Droit de vote à 16 ans?

Lors d’une pratique d’écriture en 4e secondaire, les élèves, après avoir lu sur le sujet, devaient prendre position sur la question suivante : « Devrait on baisser l’âge du droit de vote à 16 ans ? » Les deux textes argumentatifs présentent le pour et le contre de deux équipes. Un seul de leurs deux arguments a été retenu, soit la maturité. Leur réflexion nous prouve bien qu’elles font preuve de jugement critique.

UN VOTE POUR NOTRE AVENIR

Texte : Marie-Soleil St-Laurent et Sabrina Sirois

Pour débuter, nous soutenons que notre bas âge n’a aucun rapport avec la maturité. En effet, nous croyons que si nous avons la capacité de prendre d’importantes décisions concernant notre avenir, comme le choix de carrière, nous sommes en position d’élire le chef qui nous semble le plus compétent pour diriger notre province. Autrement dit, à l’âge de 16 ans, nous sommes confrontés à plusieurs questionnements à long terme. À titre d’exemple, nous devons faire des choix raisonnés à propos de notre sexualité, nos relations, notre conduite ; cela nous permet de prendre conscience que nos actions ont des conséquences, ce qui nous rend matures.

Également, c’est la vision que les adultes ont de nous qui fait que la population croit que nous sommes immatures.

Effectivement, la société infantilise et déresponsabilise notre génération en nous privant de voter par peur qu’à notre âge, nous favorisions l’extrême droite ou l’extrême gauche. Nous sommes donc en accord avec les paroles qu’un jeune délégué a tenu lors du Conseil national du Parti québécois (2012) : « La bêtise n’a pas d’âge, pas plus que la vertu. »[1] Enfin, ce n’est pas parce que nous sommes jeunes que nous ne faisons pas preuve de maturité lorsque nous devons faire un choix important.

[1] Le nom du délégué n’était pas inscrit dans les sources mises à la disposition des élèves.
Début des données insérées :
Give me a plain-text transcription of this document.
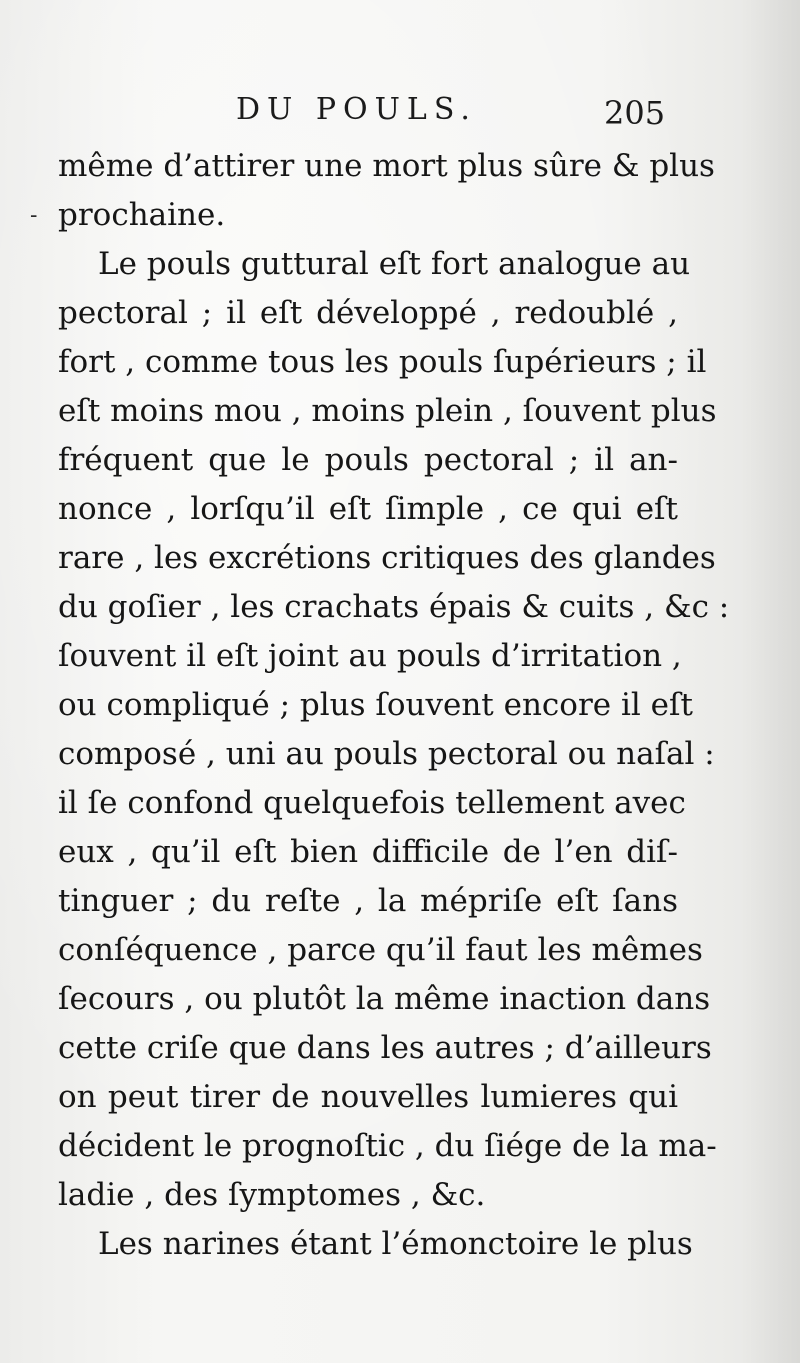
DU POULS.	205
-
même d’attirer une mort plus sûre & plus
prochaine.
Le pouls guttural eſt fort analogue au
pectoral ; il eſt développé , redoublé ,
fort , comme tous les pouls ſupérieurs ; il
eſt moins mou , moins plein , ſouvent plus
fréquent que le pouls pectoral ; il an-
nonce , lorſqu’il eſt ſimple , ce qui eſt
rare , les excrétions critiques des glandes
du goſier , les crachats épais & cuits , &c :
ſouvent il eſt joint au pouls d’irritation ,
ou compliqué ; plus ſouvent encore il eſt
composé , uni au pouls pectoral ou naſal :
il ſe confond quelquefois tellement avec
eux , qu’il eſt bien difficile de l’en diſ-
tinguer ; du reſte , la mépriſe eſt ſans
conſéquence , parce qu’il faut les mêmes
ſecours , ou plutôt la même inaction dans
cette criſe que dans les autres ; d’ailleurs
on peut tirer de nouvelles lumieres qui
décident le prognoſtic , du ſiége de la ma-
ladie , des ſymptomes , &c.
Les narines étant l’émonctoire le plus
LE DILEMME QUI N’EN FINIT PLUS

Texte : Jessie Bouchard et Mariane Labonté

Tout d’abord, nous pensons que le droit de vote ne devrait pas être accordé aux adolescents de 16 et 17 ans, puisque la majorité d’entre eux font preuve d’un manque flagrant de maturité.

En effet, habituellement, les jeunes prennent des décisions très rapidement sans réfléchir aux conséquences que celles-ci pourraient amener. Par exemple, ils sont souvent portés à faire des dépenses inutiles et compulsives, comme l’achat d’appareils électroniques seulement pour se vanter auprès des autres de leur nouvelle acquisition soi-disant « meilleure ».
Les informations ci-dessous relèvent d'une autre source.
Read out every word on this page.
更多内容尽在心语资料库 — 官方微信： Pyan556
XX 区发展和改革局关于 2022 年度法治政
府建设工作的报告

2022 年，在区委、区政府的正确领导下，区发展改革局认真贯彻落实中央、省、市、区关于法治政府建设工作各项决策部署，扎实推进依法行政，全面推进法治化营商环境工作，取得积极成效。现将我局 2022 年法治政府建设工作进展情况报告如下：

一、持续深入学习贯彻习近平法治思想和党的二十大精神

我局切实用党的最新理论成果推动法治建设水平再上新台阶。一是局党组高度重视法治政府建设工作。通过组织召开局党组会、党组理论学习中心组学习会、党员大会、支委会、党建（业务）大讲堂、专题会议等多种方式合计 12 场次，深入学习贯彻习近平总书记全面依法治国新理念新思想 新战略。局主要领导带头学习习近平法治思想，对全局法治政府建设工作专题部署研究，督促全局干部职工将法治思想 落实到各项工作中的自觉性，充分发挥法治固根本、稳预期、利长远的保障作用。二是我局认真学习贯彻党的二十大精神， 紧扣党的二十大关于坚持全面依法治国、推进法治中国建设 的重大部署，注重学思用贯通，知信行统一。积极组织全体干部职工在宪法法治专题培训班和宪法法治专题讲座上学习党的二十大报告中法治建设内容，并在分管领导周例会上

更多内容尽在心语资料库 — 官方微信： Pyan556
Également, les autorités ne les considèrent même pas assez responsables pour leur imposer des peines criminelles d’adultes. Alors, si on leur permettait de voter, ne serait-ce pas une question d’injustice ?

D’ailleurs, lors du Congrès national du Parti québécois en 2012, une partie des mineurs affirmaient ne pas être assez matures pour voter. Bref, nous estimons que le vote à partir de 16 ans n’est pas envisageable, dû au manque de jugement.